Les bulbes génétiquement modifiés
Cette  entreprise de destruction du Safran est aussi catastrophique pour la commercialisation des bulbes du Safran de Taliouine. Le lobby sioniste organise l’achat des bulbes du Safran de Taliouine pour mettre sa main sur cette espèce naturelle Bio, et depuis deux années, il arrive à faire circuler des  bulbes génétiquement modifiés, qui ne contiennent pas le caractère génétique de multiplication : ils restent stériles pour obliger les paysan(ne)s à acheter la marchandise. Quel crime, celui commis par ces hommes de la science envers la nature et l’Homme ! Les pauvres malheureux paysan(ne)s sont choqués par cette catastrophe qui condamne leur  richesse d’excellente qualité bio.
Après avoir exporté l’agriculture du Safran dans d’autres régions, Errachidia, Oujda, Midelt, El Houz … le Safran a perdu  sa caractéristique végétale naturelle de Taliouine. Les  bulbes génétiquement modifiés sont la porte ouverte à  l’exploitation sauvage de l’eau, de la terre et des ressources naturelles de Taliouine.
Lutter contre cette scandaleuse exploitation !

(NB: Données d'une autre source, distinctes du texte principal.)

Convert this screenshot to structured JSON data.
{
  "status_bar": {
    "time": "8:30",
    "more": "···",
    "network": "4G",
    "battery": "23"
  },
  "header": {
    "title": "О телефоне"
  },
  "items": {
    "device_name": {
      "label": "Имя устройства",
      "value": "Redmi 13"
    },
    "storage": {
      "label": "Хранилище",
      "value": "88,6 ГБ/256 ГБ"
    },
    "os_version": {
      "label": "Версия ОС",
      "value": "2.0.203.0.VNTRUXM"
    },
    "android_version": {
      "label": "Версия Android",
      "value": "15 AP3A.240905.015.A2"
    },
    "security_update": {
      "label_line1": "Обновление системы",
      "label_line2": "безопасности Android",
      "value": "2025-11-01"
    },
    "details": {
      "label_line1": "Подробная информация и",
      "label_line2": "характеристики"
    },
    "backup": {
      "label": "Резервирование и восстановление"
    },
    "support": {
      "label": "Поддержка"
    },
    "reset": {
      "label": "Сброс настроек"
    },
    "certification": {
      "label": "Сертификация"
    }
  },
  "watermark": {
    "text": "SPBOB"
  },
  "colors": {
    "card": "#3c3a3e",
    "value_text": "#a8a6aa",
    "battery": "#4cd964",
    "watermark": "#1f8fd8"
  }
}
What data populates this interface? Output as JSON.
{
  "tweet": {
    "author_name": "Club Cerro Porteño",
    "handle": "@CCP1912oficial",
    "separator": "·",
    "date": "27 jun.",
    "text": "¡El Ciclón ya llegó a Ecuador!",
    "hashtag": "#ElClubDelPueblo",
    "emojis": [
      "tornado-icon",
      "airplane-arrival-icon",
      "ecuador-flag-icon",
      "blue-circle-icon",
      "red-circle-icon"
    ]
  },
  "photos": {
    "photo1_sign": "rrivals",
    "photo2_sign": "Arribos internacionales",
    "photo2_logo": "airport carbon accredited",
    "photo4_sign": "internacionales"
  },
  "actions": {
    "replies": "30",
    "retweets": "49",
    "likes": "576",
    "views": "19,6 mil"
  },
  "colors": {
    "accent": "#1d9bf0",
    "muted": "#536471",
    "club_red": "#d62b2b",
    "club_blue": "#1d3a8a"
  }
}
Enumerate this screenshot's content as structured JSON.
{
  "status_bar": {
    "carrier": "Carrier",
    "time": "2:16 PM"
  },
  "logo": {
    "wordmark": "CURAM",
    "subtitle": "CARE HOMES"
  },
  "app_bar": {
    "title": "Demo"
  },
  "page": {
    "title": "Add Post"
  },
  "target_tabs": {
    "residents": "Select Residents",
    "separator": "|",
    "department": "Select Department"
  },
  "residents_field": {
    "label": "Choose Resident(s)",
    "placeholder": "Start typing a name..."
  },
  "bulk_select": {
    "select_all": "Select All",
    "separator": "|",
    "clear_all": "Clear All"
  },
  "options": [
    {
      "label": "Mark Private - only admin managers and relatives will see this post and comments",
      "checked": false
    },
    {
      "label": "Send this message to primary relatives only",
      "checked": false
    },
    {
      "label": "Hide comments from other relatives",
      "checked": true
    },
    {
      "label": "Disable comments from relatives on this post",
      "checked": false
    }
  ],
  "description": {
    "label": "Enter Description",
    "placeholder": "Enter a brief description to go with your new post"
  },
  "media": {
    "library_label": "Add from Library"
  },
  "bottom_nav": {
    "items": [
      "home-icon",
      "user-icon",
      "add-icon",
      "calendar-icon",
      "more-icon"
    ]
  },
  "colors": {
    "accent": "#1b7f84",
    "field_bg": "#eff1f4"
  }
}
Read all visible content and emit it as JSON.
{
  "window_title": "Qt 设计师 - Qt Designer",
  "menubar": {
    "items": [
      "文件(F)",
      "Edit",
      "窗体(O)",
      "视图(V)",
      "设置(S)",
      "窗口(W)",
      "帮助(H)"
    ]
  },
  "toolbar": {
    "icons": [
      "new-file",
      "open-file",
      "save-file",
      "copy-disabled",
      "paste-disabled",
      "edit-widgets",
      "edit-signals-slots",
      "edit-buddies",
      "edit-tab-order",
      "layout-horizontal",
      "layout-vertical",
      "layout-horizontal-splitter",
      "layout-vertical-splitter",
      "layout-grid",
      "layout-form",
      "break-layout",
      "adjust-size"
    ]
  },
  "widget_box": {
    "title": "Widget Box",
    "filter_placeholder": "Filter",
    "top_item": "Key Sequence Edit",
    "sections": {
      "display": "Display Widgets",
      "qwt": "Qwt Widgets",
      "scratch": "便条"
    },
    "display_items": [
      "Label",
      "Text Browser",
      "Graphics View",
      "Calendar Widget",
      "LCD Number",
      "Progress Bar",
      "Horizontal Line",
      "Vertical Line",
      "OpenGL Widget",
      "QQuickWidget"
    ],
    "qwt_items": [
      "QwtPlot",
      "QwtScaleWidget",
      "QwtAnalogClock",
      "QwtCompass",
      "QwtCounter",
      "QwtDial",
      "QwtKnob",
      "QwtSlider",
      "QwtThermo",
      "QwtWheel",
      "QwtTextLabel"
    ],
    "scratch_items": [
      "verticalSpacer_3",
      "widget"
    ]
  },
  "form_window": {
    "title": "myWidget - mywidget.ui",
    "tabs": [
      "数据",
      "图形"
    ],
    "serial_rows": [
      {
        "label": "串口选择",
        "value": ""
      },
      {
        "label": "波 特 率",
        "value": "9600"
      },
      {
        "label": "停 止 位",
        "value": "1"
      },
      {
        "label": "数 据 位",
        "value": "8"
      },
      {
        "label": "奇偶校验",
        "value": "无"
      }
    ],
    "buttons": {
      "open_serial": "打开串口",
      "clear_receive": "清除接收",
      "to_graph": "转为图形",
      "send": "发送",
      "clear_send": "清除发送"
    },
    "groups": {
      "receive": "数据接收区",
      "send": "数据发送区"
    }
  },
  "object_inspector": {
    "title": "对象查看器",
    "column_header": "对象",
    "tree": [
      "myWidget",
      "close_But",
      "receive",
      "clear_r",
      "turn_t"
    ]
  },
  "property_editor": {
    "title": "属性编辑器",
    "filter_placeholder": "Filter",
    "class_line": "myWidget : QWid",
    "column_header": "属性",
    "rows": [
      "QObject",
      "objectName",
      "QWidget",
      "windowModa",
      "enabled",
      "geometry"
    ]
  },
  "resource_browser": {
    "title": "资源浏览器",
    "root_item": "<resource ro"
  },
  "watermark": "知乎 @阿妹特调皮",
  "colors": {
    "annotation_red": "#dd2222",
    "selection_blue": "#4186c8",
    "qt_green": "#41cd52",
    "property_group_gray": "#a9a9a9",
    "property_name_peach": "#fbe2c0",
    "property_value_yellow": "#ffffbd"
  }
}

Le seul moyen de lutter contre cette scandaleuse exploitation est de provoquer un soulèvement les femmes paysannes pour réclamer le respect du code du travail à travers  un mouvement ouvrier organisé. Sinon dans l’avenir l’exploitation des ouvrières agricoles risque de devenir catastrophique.
Le “Festival du Safran”
Depuis 2008 la mafia du Safran organise le “festival du Safran”. C’est l’occasion de réunir tous les acteurs du système d’exploitation sauvage des ressources végétales naturelles, des sociétés, coopératives et des associations qui y participent  pour applaudir ce programme. Des recettes, des plats et des cadeaux (paquets de Safran) leur sont remis pour les remercier de participer à cette guerre menée contre le Bio.
La colère des jeunes de Taliouine
A l’occasion de chaque festival des jeunes de Taliouine tentent d’exprimer leur colère sur ce qui se passe dans cette région isolée, avec le chômage au sein de la jeunesse, l’analphabétisme surtout parmi les femmes, le manque de services publics,  de centre de santé, l’insuffisance d’ enseignants et de classes d’enseignement, l’isolement des douars (groupements d’habitants isolés dans les montagnes), le manque d’assainissement…
La peur règne dans les montagnes à cause de la brutalité des forces de répression (gendarmes, agents des autorités), le tribunal de première instance de Taroudant est un appareil de répression systématique qui soutient cette terreur.
Le 09 novembre 2013, lors de la deuxième journée du festival de cette année des jeunes ont pu exprimer leur colère en organisant un sit-in devant le Dar le Safran. Au moment où les acteurs du vol des biens publics de Taliouine sont à table dans les salles de cette établissement, les jeunes manifestent leurs revendications en accusant ces voleurs des biens des pauvres paysan(ne)s. Un comité de suivi a été constitué  pour défendre les droits des paysan(ne)s à l’eau, à la terre, aux ressources naturelles et à la culture amazigh.